The cold hit like a physical blow, stealing my breath. But I smiled. Actually smiled.
"This is mine," I whispered to the empty air.
The second step brought the water to my waist. I was shaking now, but not just from the cold. I was remembering the night Ethan proposed, how he got down on one knee in his parents' garden and asked, "Will you marry me?"
I said yes. But I should have asked: "Will you choose me? When it matters? When it's hard? Will you still choose me?"
Now I knew the answer.
The third step brought the water to my chest. Breathing became difficult, my lungs seizing in the cold. I thought about waking up after surgery, alone in that sterile hospital room. No flowers. No visitors. Just me and the machines beeping out my recovery.
At least the lake was honest. It didn't pretend to love me while planning to leave.
The fourth step brought the water to my neck. My vision blurred—the cancer, or the cold, or maybe just acceptance. The last thing I saw clearly was that ribbon of green light dancing across the sky.
"Hello, Dad," I whispered. "I'm coming home."
The water closed over my head with shocking suddenness. It filled my nose, my ears, my mouth. It tasted like metal and winter and endings.
I didn't fight it. I let myself sink.
The cold stopped hurting. The cancer stopped eating. The loneliness stopped echoing.
Finally. Peace.
Above me, distorted by water and distance, the aurora borealis continued its ancient dance. The light fractured and bent, becoming something magical. Something perfect.

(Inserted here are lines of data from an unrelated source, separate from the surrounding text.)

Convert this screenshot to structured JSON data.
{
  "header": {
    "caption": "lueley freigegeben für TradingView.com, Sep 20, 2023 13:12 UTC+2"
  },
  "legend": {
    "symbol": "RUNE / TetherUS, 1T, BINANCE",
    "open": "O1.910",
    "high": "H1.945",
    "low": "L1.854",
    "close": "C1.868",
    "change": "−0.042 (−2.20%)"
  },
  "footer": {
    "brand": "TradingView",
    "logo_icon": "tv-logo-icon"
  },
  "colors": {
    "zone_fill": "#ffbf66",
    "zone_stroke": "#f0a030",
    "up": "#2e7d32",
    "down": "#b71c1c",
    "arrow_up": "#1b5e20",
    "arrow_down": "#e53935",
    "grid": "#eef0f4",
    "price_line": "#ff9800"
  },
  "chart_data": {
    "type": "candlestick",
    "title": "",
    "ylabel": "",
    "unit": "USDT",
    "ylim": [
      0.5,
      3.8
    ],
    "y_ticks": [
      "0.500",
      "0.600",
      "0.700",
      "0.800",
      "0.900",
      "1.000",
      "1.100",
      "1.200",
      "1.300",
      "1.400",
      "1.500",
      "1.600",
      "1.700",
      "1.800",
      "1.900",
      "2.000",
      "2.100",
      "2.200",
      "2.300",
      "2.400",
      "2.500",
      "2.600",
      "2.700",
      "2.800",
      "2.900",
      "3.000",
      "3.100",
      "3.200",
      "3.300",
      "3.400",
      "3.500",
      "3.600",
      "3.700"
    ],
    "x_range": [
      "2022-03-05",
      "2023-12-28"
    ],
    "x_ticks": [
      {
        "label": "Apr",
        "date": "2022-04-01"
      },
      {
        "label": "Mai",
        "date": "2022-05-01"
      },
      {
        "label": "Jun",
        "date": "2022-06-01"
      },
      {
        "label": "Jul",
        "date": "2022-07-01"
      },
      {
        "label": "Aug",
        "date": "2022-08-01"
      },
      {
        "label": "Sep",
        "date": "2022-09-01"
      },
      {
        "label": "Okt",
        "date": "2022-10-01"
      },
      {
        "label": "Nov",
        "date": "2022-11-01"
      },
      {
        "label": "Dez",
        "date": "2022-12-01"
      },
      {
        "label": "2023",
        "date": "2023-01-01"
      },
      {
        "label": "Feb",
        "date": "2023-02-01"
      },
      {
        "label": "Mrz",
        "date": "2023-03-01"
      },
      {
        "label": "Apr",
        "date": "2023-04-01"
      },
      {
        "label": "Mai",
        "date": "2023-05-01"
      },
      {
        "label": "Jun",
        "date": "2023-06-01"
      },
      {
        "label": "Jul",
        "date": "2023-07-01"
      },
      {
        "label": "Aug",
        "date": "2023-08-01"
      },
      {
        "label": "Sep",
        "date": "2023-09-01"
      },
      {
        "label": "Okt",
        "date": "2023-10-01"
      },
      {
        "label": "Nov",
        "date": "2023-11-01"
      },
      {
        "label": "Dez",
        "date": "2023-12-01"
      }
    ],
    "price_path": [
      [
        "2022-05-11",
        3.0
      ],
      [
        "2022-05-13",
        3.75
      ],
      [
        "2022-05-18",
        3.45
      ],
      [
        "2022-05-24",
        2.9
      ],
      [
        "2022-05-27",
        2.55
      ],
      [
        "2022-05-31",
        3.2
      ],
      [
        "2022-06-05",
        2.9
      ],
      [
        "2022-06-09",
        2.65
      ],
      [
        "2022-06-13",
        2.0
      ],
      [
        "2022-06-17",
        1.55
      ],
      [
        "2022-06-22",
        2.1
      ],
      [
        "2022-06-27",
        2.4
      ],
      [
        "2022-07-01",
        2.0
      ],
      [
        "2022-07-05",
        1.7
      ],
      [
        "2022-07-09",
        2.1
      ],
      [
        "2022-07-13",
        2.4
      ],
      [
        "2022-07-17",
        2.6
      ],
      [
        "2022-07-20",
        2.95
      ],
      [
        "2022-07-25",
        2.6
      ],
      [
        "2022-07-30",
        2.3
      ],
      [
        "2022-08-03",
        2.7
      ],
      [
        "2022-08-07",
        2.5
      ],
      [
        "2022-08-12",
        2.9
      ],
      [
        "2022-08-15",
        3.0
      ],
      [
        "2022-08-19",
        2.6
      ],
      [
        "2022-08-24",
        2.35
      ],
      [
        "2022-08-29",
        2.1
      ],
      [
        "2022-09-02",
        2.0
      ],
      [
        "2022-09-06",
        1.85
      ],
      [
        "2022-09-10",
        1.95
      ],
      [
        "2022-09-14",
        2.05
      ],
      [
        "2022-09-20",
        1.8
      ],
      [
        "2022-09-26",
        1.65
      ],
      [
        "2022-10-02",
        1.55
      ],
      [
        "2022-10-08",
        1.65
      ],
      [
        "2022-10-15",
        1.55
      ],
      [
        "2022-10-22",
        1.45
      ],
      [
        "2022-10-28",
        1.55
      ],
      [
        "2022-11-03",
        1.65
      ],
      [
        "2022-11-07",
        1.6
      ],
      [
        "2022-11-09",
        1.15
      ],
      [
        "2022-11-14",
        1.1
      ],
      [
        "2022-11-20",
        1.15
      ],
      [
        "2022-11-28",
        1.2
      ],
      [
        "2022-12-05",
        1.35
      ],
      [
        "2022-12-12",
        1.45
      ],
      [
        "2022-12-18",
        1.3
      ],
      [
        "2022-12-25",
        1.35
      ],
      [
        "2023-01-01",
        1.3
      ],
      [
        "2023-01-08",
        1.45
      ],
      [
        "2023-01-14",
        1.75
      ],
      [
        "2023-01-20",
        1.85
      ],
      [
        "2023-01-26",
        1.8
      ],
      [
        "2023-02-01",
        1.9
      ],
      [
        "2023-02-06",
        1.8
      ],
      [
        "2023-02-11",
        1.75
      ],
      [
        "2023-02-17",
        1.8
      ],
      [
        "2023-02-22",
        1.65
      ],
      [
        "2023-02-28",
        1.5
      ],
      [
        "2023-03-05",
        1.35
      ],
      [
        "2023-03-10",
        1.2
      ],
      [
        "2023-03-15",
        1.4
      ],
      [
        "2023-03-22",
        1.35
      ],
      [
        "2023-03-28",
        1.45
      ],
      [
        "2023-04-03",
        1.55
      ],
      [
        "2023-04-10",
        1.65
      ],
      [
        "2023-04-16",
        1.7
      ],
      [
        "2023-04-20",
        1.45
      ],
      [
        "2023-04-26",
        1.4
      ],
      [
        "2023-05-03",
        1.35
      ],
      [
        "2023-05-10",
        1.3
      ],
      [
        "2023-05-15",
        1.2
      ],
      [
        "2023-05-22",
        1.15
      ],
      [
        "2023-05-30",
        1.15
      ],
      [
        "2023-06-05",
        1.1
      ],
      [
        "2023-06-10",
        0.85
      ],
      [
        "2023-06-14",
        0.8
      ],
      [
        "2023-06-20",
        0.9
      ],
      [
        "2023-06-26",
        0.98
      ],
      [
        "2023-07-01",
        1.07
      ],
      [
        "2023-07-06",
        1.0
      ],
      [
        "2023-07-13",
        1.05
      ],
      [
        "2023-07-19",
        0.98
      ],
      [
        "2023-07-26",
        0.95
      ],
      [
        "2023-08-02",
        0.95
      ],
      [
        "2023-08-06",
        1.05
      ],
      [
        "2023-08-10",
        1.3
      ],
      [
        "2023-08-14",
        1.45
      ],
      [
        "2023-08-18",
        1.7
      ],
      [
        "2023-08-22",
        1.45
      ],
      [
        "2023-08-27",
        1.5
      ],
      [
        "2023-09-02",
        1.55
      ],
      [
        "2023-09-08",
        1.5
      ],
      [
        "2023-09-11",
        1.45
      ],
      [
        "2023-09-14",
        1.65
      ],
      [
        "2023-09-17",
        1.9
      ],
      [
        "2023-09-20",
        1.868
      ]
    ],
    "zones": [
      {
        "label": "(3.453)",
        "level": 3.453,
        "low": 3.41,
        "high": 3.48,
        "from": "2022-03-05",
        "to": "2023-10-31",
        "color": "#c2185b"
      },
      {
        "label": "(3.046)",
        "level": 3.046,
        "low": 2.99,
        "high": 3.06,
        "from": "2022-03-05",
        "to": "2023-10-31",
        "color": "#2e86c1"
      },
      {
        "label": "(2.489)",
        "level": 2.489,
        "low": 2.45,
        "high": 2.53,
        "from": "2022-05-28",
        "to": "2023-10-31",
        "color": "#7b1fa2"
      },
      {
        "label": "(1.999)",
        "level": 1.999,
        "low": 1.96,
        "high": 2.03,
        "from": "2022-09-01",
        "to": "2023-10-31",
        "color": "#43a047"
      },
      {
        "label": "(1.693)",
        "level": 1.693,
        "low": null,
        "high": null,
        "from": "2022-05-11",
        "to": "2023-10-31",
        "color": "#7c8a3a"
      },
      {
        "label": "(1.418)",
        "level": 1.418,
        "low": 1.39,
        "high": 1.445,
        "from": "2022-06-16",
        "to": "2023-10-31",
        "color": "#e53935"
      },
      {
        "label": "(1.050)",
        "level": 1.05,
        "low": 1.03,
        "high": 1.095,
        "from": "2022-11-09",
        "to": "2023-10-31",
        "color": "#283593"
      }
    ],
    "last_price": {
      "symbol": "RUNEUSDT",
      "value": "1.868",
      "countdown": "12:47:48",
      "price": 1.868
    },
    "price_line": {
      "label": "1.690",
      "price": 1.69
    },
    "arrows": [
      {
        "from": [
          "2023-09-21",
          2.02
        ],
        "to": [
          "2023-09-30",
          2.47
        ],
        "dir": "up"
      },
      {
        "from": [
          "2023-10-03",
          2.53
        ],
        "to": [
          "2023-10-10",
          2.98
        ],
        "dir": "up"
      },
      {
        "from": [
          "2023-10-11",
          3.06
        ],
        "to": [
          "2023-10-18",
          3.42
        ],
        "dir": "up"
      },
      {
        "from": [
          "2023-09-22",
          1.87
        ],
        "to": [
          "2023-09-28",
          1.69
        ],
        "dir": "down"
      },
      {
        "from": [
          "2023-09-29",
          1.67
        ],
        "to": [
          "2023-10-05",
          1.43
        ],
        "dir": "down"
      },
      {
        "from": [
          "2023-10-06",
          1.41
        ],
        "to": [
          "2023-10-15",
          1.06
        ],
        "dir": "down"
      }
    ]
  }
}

My last thought wasn't of them—the family who forgot to love me, the man who chose someone else. My last thought was of light. Pure, honest light that asked nothing and gave everything.
And then there was nothing at all.
Sophie's POV
I woke up to silence.
Not the peaceful silence of morning, but the hollow kind that meant something was wrong. Emma's covers thrown back like she had left in a hurry.
The letter on the kitchen table stopped my heart.
My hands shook as I read her goodbye, Rocky whining at my feet like he already knew. The old mare was gone from the paddock. I knew where she went. I knew what she had done.
I drove like a madwoman through the snow, Rocky's head out the window, both of us calling her name into the wilderness. When I reached the lake, the mare was tied to a tree, reins trailing in the snow.
The water was perfectly calm. Mirror-still. Empty.
"EMMA!" The scream tore from my throat, echoing off the mountains. "EMMA!"
But I knew she couldn't hear me anymore.
Rocky whimpered and pressed against my legs, and I sank to my knees in the snow, pulling him close. We stayed there until the cold numbed everything except the grief.
The letter fluttered from my hands, Emma's careful handwriting already blurring in the wind.
I thought about her family. How they would react when they found out what they had done. How they would try to make this about their loss instead of her choice.
Emma had asked me not to let them rewrite her ending.
I wouldn't.
It was time they learned what their love really cost.
Time for me to go home and tell them exactly what they had lost.